I have a new version of the log generator (this time in python for better multithreaded log creation). The old version was not fast enough in bash:

import threading
import time
import os

sources = 20
lines_per_entry = 10
entries_per_second = 50  # 50 entries * 10 lines = 500 lines/sec
log_dir = "/tmp/fluentbit_source_logs"
os.makedirs(log_dir, exist_ok=True)


def generate_logs(source_id):
    logfile = os.path.join(log_dir, f"source{source_id}.log")
    sleep_time = 1.0 / entries_per_second

    with open(logfile, "a", buffering=1) as f:
        while True:
            ts = time.time()
            f.write(f"START: Source {source_id} initiated {ts:.9f}\n")
            for i in range(1, lines_per_entry):
                ts = time.time()
                f.write(f"INFO: Source {source_id} processing step {i} {ts:.9f}\n")
            time.sleep(sleep_time)


# Start Threads
threads = []
for i in range(1, sources + 1):
    t = threading.Thread(target=generate_logs, args=(i,), daemon=True)
    t.start()
    threads.append(t)

try:
    while True:
        time.sleep(1)
except KeyboardInterrupt:
    print("Terminate.")

[drbugfinder-work]

Hi @leonardo-albertovich,

I've just proofed our initial observations regarding mixed-up multiline messages.
I let the test run for a couple of times (unfortunately, it crashes multiple times because of the same issue), and finally, I got one record, which is mixed up from three different ML streams (14, 20, 19).

The output record looks like this:

{"log":"START: Source 14 initiated 1747311704.282039881\nINFO: Source 20 processing step 1 1747311704.282145500\nINFO: Source 20 processing step 2 1747311704.282228470\nINFO: Source 20 processing step 3 1747311704.282335281\nINFO: Source 20 processing step 4 1747311704.282494068\nINFO: Source 20 processing step 5 1747311704.282578230\nINFO: Source 19 processing step 6 1747311704.276471376\nINFO: Source 19 processing step 7 1747311704.276487827\nINFO: Source 19 processing step 8 1747311704.276503801\nINFO: Source 19 processing step 9 1747311704.276520014"}

You can use this python script to check your own output files:

import json
import re

inconsistent_lines = 0
total_lines = 0

with open("/tmp/fluentbit_final_output/tailed_output.log", "r") as file:
    for line in file:
        total_lines += 1
        try:
            entry = json.loads(line)
            log_content = entry.get("log", "")
            sources = re.findall(r"Source (\d+)", log_content)

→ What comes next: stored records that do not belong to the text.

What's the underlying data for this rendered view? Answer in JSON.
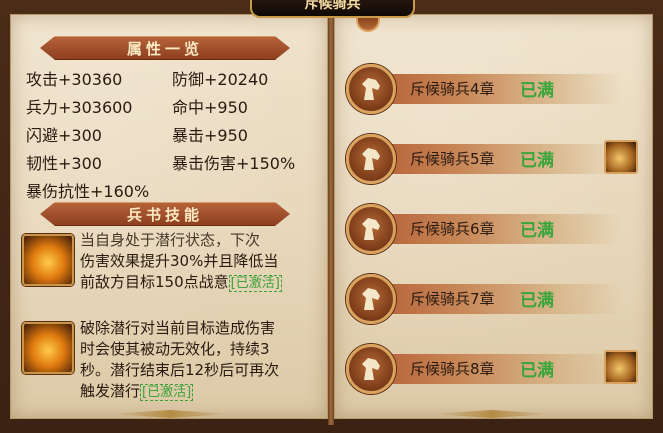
{
  "banner": {
    "title": "斥候骑兵"
  },
  "left": {
    "attributes_header": "属性一览",
    "attributes": [
      {
        "text": "攻击+30360"
      },
      {
        "text": "防御+20240"
      },
      {
        "text": "兵力+303600"
      },
      {
        "text": "命中+950"
      },
      {
        "text": "闪避+300"
      },
      {
        "text": "暴击+950"
      },
      {
        "text": "韧性+300"
      },
      {
        "text": "暴击伤害+150%"
      },
      {
        "text": "暴伤抗性+160%"
      }
    ],
    "skills_header": "兵书技能",
    "skills": [
      {
        "icon": "slash-skill-icon",
        "line1": "当自身处于潜行状态，下次",
        "line2": "伤害效果提升30%并且降低当",
        "line3": "前敌方目标150点战意",
        "status": "[已激活]"
      },
      {
        "icon": "stealth-break-skill-icon",
        "line1": "破除潜行对当前目标造成伤害",
        "line2": "时会使其被动无效化，持续3",
        "line3": "秒。潜行结束后12秒后可再次",
        "line4": "触发潜行",
        "status": "[已激活]"
      }
    ]
  },
  "right": {
    "chapters": [
      {
        "name": "斥候骑兵4章",
        "status": "已满",
        "has_reward": false
      },
      {
        "name": "斥候骑兵5章",
        "status": "已满",
        "has_reward": true
      },
      {
        "name": "斥候骑兵6章",
        "status": "已满",
        "has_reward": false
      },
      {
        "name": "斥候骑兵7章",
        "status": "已满",
        "has_reward": false
      },
      {
        "name": "斥候骑兵8章",
        "status": "已满",
        "has_reward": true
      }
    ]
  },
  "colors": {
    "status_green": "#3aa53a",
    "header_red": "#8e3f1f",
    "gold": "#d9a35e"
  }
}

            if not sources:
                continue

            unique_sources = set(sources)
            if len(unique_sources) > 1:
                print(f"Inconsistent line {total_lines}: found different sources {unique_sources} in this line")
                inconsistent_lines += 1

        except json.JSONDecodeError:
            print(f"Invalid JSON at line {total_lines}")

print(f"\nChecked {total_lines} lines.")
print(f"Found {inconsistent_lines} inconsistent multiline blocks.")

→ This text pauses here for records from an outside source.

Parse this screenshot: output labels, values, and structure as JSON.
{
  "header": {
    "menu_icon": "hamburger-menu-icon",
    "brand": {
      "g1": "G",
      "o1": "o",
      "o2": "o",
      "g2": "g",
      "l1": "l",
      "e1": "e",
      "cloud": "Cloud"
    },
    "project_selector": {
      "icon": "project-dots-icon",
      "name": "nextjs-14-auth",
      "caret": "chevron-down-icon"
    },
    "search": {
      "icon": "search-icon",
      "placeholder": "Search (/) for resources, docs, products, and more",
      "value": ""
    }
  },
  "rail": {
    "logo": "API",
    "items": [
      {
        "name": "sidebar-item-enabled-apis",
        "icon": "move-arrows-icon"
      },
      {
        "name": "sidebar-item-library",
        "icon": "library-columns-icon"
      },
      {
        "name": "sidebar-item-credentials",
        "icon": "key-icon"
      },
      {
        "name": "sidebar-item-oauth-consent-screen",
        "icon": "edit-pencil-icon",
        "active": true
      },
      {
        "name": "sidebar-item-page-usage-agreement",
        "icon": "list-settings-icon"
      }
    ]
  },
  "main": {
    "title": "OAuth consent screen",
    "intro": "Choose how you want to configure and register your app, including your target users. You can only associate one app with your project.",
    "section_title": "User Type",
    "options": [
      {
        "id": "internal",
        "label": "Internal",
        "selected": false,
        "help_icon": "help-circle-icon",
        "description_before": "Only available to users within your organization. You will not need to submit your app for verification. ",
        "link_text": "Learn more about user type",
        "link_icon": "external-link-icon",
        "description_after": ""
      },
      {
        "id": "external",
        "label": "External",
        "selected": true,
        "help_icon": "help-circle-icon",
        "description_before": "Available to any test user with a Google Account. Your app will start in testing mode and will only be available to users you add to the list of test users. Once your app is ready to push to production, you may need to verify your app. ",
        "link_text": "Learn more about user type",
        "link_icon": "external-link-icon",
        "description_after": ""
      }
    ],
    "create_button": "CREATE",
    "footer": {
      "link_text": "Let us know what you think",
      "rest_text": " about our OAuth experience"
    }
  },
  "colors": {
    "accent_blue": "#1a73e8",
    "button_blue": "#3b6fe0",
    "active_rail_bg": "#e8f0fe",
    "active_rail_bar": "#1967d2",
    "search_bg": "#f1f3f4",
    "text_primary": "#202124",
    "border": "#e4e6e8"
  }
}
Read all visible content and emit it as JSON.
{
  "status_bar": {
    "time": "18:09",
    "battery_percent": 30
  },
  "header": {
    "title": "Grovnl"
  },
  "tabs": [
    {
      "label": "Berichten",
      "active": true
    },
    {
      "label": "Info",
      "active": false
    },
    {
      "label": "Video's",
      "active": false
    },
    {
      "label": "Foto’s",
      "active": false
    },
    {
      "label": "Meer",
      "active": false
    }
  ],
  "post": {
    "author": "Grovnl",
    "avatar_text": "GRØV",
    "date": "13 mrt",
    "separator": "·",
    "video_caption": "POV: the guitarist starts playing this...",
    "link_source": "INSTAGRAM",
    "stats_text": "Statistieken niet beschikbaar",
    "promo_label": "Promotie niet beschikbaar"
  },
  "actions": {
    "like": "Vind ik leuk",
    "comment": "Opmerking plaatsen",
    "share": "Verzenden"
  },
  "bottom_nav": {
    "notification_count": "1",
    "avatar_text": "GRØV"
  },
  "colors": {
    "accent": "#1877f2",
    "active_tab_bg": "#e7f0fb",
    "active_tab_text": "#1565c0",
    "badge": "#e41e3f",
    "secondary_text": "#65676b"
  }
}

This happens not very often, but it does happen. I guess it is caused by the same issue.

[leonardo-albertovich]

Thank you for the update, the original bash script worked reliably enough for me but I'll check this new script to see if I can reproduce the mixup issue so I ensure that my PR covers both issues.

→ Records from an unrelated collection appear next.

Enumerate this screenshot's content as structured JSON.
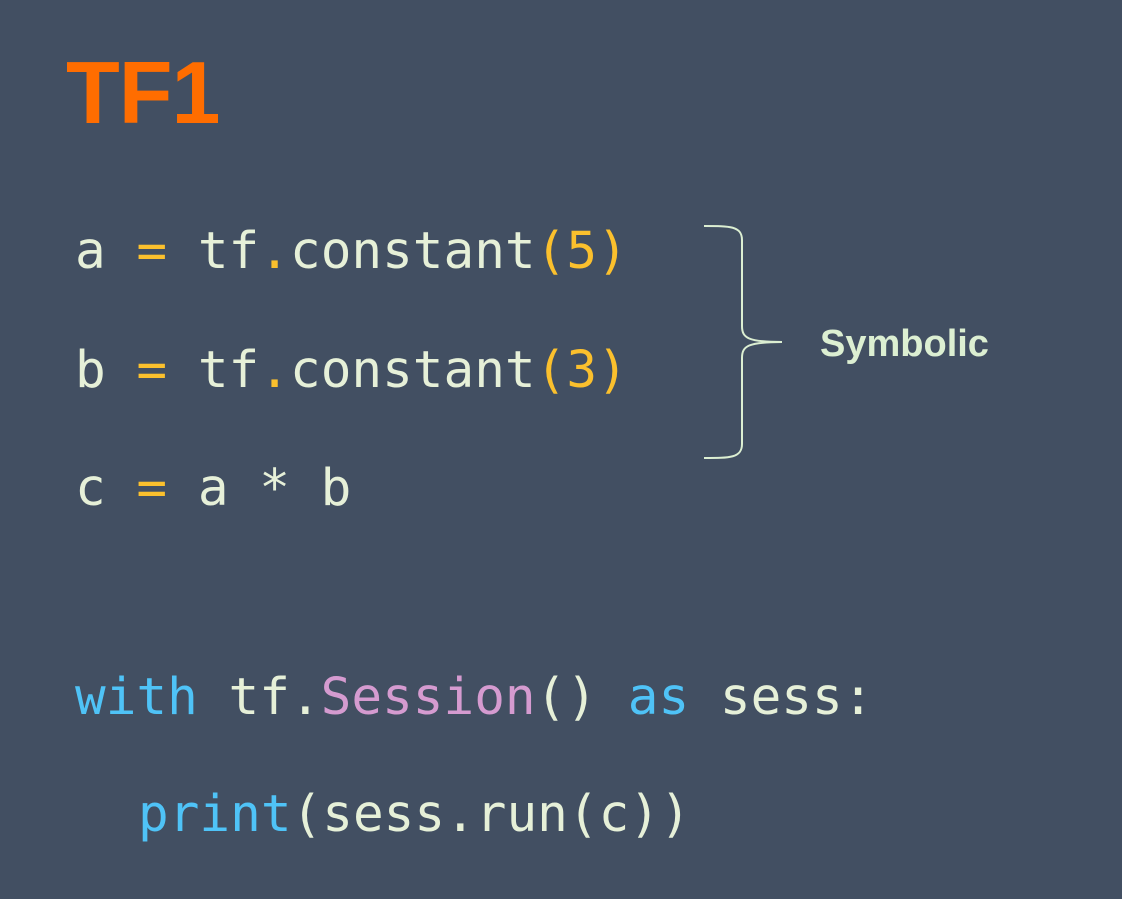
{
  "slide": {
    "title": "TF1",
    "annotation": "Symbolic"
  },
  "code": {
    "line1": {
      "var": "a",
      "op": " = ",
      "obj": "tf",
      "dot": ".",
      "func": "constant",
      "open": "(",
      "arg": "5",
      "close": ")"
    },
    "line2": {
      "var": "b",
      "op": " = ",
      "obj": "tf",
      "dot": ".",
      "func": "constant",
      "open": "(",
      "arg": "3",
      "close": ")"
    },
    "line3": {
      "var": "c",
      "op": " = ",
      "rest": "a * b"
    },
    "line4": {
      "kw_with": "with",
      "sp1": " ",
      "obj": "tf.",
      "cls": "Session",
      "parens": "()",
      "sp2": " ",
      "kw_as": "as",
      "rest": " sess:"
    },
    "line5": {
      "func": "print",
      "rest": "(sess.run(c))"
    }
  },
  "colors": {
    "background": "#424f62",
    "title": "#ff6d00",
    "identifier": "#e6f0d8",
    "operator": "#fbc02d",
    "keyword": "#4fc3f7",
    "class": "#d59bd0"
  }
}
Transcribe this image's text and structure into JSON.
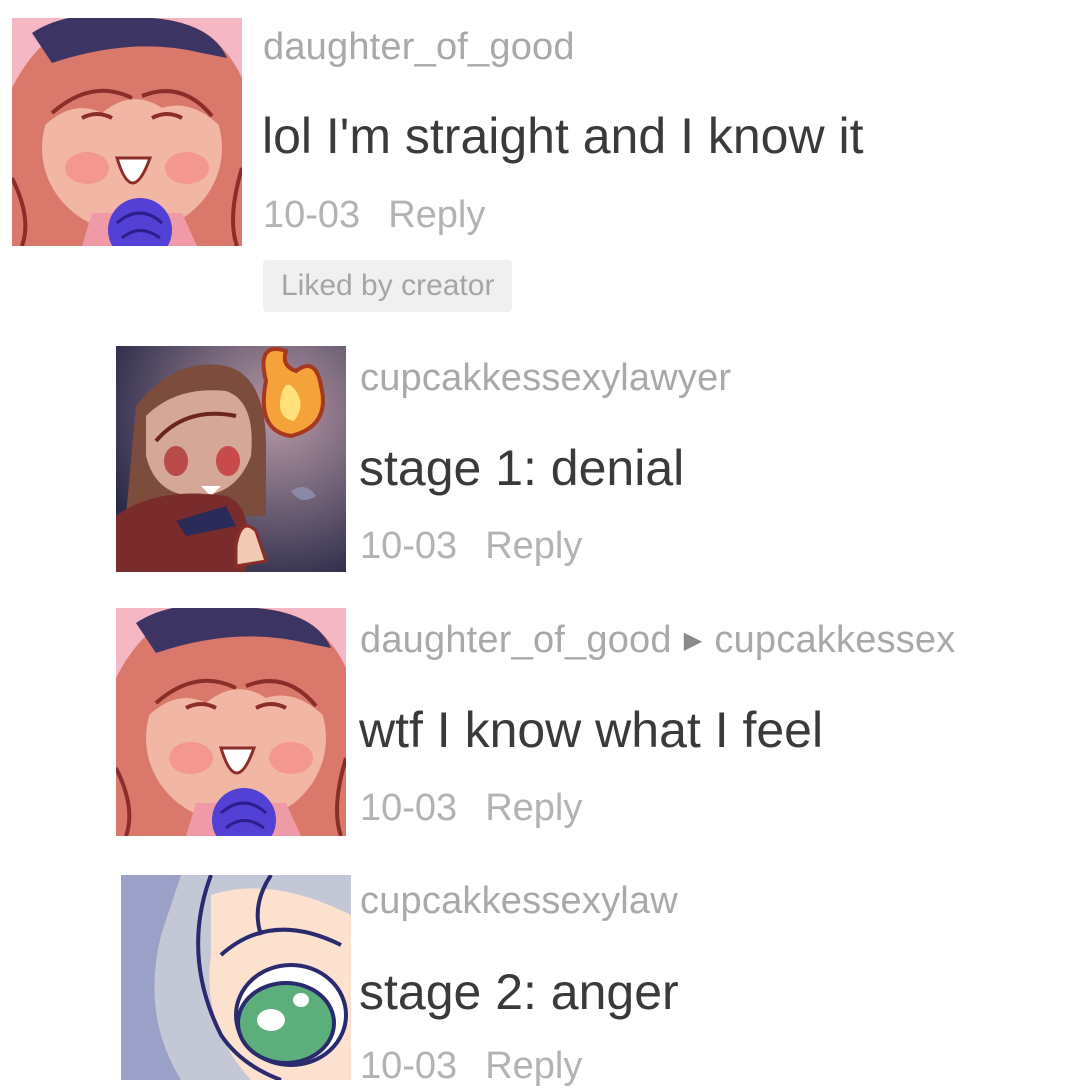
{
  "comments": [
    {
      "username": "daughter_of_good",
      "text": "lol I'm straight and I know it",
      "date": "10-03",
      "reply": "Reply",
      "badge": "Liked by creator",
      "avatar_icon": "avatar-girl-pink-icon"
    },
    {
      "username": "cupcakkessexylawyer",
      "text": "stage 1: denial",
      "date": "10-03",
      "reply": "Reply",
      "avatar_icon": "avatar-girl-fire-icon"
    },
    {
      "username": "daughter_of_good",
      "reply_to": "cupcakkessex",
      "text": "wtf I know what I feel",
      "date": "10-03",
      "reply": "Reply",
      "avatar_icon": "avatar-girl-pink-icon"
    },
    {
      "username": "cupcakkessexylaw",
      "text": "stage 2: anger",
      "date": "10-03",
      "reply": "Reply",
      "avatar_icon": "avatar-green-eye-icon"
    }
  ],
  "colors": {
    "username": "#a9a9a9",
    "text": "#3a3a3a",
    "meta": "#b3b3b3",
    "badge_bg": "#f0f0f0"
  }
}
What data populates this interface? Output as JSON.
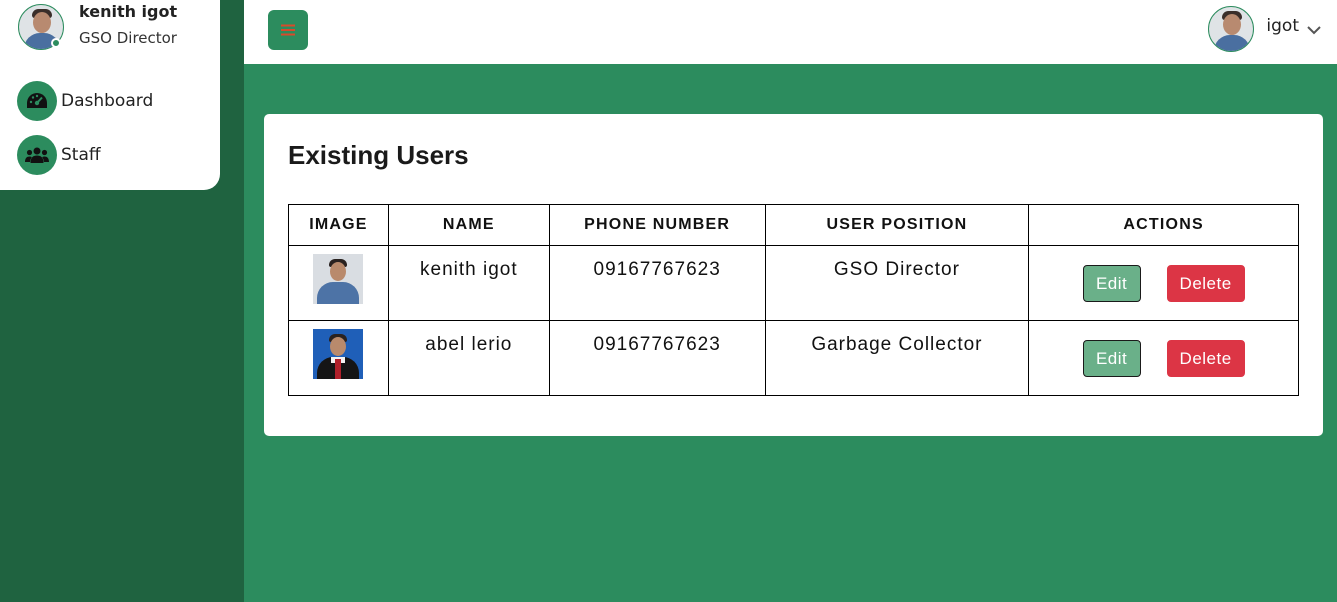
{
  "sidebar": {
    "profile": {
      "name": "kenith igot",
      "role": "GSO Director"
    },
    "items": [
      {
        "label": "Dashboard",
        "icon": "speedometer-icon"
      },
      {
        "label": "Staff",
        "icon": "users-icon"
      }
    ]
  },
  "header": {
    "menu_icon": "hamburger-icon",
    "user_name": "igot"
  },
  "main": {
    "title": "Existing Users",
    "table": {
      "columns": [
        "IMAGE",
        "NAME",
        "PHONE NUMBER",
        "USER POSITION",
        "ACTIONS"
      ],
      "rows": [
        {
          "image": "user-photo",
          "name": "kenith igot",
          "phone": "09167767623",
          "position": "GSO Director",
          "edit_label": "Edit",
          "delete_label": "Delete"
        },
        {
          "image": "user-photo",
          "name": "abel lerio",
          "phone": "09167767623",
          "position": "Garbage Collector",
          "edit_label": "Edit",
          "delete_label": "Delete"
        }
      ]
    }
  },
  "colors": {
    "primary_green": "#2c8c5e",
    "sidebar_dark": "#1f6340",
    "edit_green": "#6ab089",
    "delete_red": "#dc3545",
    "menu_icon": "#d84a2a"
  }
}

I'm a bit behind the schedule for this PR but I'll try to wrap it up today.

If I share a branch with my changes would you be able to run some tests on your side to help me validate the patch?

[drbugfinder-work]

If I share a branch with my changes would you be able to run some tests on your side to help me validate the patch?

@leonardo-albertovich Absolutely! Just let me know

[leonardo-albertovich]

Sorry about the delay @drbugfinder-work, these are the PRs for 4.0 and 3.2

Please let me know how it goes.

These PRs fix the incorrect scheduling issue, they do not fix the leftover collector timer issue but that shouldn't be the culprit here and I wanted to keep things properly compartmentalized.

[drbugfinder-work]

@leonardo-albertovich Great! I'll test it!